Myth: Assessed value should be similar to market value.
Reality: This is not often the case; most states do support the idea that the assessed value is the same as market value, but not always. Often when interior remodeling has been done and the assessor is has not investigated the improvement or properties in the neighborhood have not been reassessed for quite a while, it may vary widely.
Myth: The buyer or the seller often will have some pull in the cost of the house depending upon for whom the appraiser is working.
Reality: There is no real interest on the part of the appraiser in the outcome of the appraisal report, therefore he will conduct his work with impartiality and independence, despite of for whom the appraisal is ordered.
Myth: The replacement value of the home will be on par with the market value.
Reality: Without any influence from any different parties to buy or sell, market value is what a willing buyer would pay a willing seller for a particular house. If the property were reconstructed, the dollar amount needed to do so would make up the replacement cost.
Myth: Appraisers use a calculation, like a certain price per square foot, to come to the value of a home.
Reality: An appraisal is a collection of data concluded from the property's size, location, proximity to some facilities, the condition of the property and the values of recent comparable sales. You can rely on Gregory W. Easter, IFA's staff to be forthright in assessing this data.
Myth: In a robust economy - when the prices of houses in a given area are found to be appreciating by a particular percentage - the prices of individual properties in the vicinity can be expected to appreciate by that same percentage.
Reality: Any value an appraiser derives concerning a particular home is always individualized, based on certain factors derived from the data of comparable homes and other specifications within the home itself.
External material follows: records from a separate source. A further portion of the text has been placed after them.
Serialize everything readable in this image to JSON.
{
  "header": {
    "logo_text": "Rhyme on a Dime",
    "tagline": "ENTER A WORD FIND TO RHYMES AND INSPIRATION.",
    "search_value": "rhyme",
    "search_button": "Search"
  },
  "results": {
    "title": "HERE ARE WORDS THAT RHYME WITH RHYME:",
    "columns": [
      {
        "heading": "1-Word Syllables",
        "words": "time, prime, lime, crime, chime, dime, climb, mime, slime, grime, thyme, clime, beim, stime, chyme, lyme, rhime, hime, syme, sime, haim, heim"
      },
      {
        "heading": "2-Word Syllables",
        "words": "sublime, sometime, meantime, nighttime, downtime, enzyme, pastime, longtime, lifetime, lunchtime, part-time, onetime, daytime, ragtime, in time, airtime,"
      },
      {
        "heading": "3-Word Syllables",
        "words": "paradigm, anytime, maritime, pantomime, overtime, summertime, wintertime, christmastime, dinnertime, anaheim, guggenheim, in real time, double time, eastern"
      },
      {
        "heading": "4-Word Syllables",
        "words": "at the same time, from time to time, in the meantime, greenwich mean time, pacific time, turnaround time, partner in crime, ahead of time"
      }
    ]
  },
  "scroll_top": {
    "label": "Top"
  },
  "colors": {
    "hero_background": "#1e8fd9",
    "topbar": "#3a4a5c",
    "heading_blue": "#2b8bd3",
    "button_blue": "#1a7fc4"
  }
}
This is true in strong economic times as well as poor.
Myth: You can often tell what a house is worth simply by looking at the outside.
Reality: There are a number of different factors that determine property value; these factors include location, condition, improvements, amenities, and market trends. There's no real way to get all of this data from simply examining the home from the outside.
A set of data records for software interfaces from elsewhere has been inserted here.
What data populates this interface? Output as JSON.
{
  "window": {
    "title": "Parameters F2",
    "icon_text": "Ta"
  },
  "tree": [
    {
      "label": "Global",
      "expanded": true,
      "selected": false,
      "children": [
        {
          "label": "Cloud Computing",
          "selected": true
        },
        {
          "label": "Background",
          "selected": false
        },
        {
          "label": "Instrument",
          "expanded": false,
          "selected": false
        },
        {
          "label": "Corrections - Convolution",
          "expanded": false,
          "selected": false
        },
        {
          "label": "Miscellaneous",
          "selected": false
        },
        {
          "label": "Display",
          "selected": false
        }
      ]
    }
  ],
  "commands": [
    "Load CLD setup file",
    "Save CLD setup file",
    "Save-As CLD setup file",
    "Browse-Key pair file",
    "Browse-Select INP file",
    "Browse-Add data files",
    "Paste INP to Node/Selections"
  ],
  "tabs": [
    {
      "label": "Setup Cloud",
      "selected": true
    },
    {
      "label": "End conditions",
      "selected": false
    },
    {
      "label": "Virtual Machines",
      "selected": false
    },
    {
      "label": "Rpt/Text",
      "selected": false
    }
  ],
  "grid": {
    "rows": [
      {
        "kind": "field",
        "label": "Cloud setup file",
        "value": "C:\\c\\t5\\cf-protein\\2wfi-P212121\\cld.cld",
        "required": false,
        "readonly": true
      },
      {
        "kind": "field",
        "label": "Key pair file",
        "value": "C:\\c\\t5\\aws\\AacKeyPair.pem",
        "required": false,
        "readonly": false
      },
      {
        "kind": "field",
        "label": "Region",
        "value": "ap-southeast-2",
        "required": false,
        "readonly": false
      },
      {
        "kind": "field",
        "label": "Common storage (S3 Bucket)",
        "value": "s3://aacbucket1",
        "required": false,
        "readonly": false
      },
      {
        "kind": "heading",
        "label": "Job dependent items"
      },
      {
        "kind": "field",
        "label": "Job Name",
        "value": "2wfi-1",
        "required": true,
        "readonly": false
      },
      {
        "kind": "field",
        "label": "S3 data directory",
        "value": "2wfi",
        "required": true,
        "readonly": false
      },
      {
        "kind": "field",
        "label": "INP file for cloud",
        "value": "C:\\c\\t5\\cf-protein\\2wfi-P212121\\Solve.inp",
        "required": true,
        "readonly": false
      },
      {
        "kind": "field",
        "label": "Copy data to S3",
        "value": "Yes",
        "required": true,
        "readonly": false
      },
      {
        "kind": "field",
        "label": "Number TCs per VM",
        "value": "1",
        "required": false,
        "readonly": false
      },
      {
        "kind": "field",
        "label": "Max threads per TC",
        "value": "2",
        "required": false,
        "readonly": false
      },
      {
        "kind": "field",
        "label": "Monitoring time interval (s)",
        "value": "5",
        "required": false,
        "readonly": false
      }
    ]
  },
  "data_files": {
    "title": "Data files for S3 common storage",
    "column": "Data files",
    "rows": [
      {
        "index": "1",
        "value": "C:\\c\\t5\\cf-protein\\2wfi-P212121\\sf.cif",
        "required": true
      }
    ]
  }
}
Myth: Because the consumer is the one who provides the money to pay for the appraisal when applying for a loan for any real estate transaction, legally the appraisal report is theirs.
Reality: Unless a lender releases its interest in the appraisal report, it is legally owned by the lending agency that ordered the appraisal. Because of the Equal Credit Opportunity Act, any home buyer asking for a copy of the document must be given one by their lending company.
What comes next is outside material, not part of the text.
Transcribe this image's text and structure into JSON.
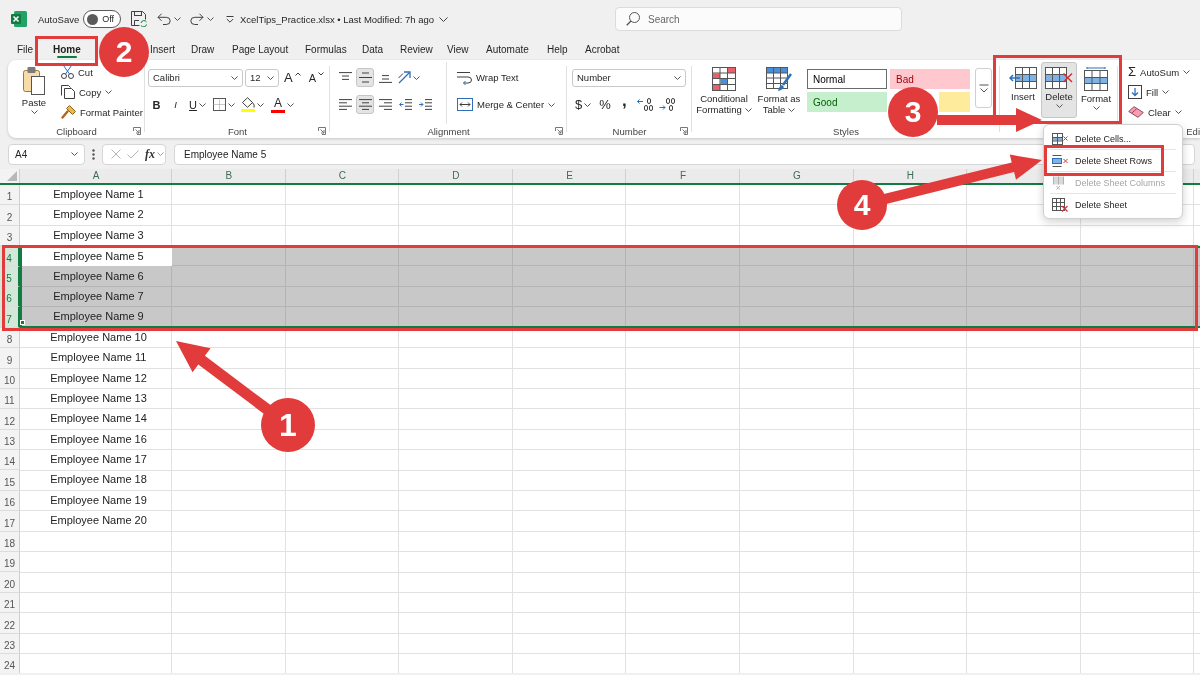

Myth: There's no point for consumers to even care about what the appraisal contains so long as their lending institution is satisfied.
Reality: It is very important for home buyers to look at a copy of their appraisal report so that they can verify the accuracy of the document, in case it's required to question its veracity. Remember, this is probably the most expensive and important investment a consumer will ever make. There is an incredible amount of information contained in a report that should be useful to the home buyer in the future, such as the legal and physical description of the property, square footage measurements, list of comparable properties in the neighborhood, neighborhood description and a narrative of current real-estate activity and/or market trends in the region.
Myth: The only reason someone would hire an appraiser is if a home needs its value assessed in a lender-based sales transaction.
Reality: Appraisers can have many different qualifications and designations which allow them to provide a lot of different services including - but definitely not limited to - advice on estate planning, tax assessment, zoning, dispute resolution in many different legal situations and cost analysis.
Myth: You shouldn't need to get an appraisal if you get a home inspection.
Reality: An appraisal does not fulfill the same purpose as an inspection. The purpose of the appraiser is to arrive at an opinion of value in the appraisal process and through creating the report. The purpose of a home inspector is to determine the condition of the property and its main components, then write a report on their inspection.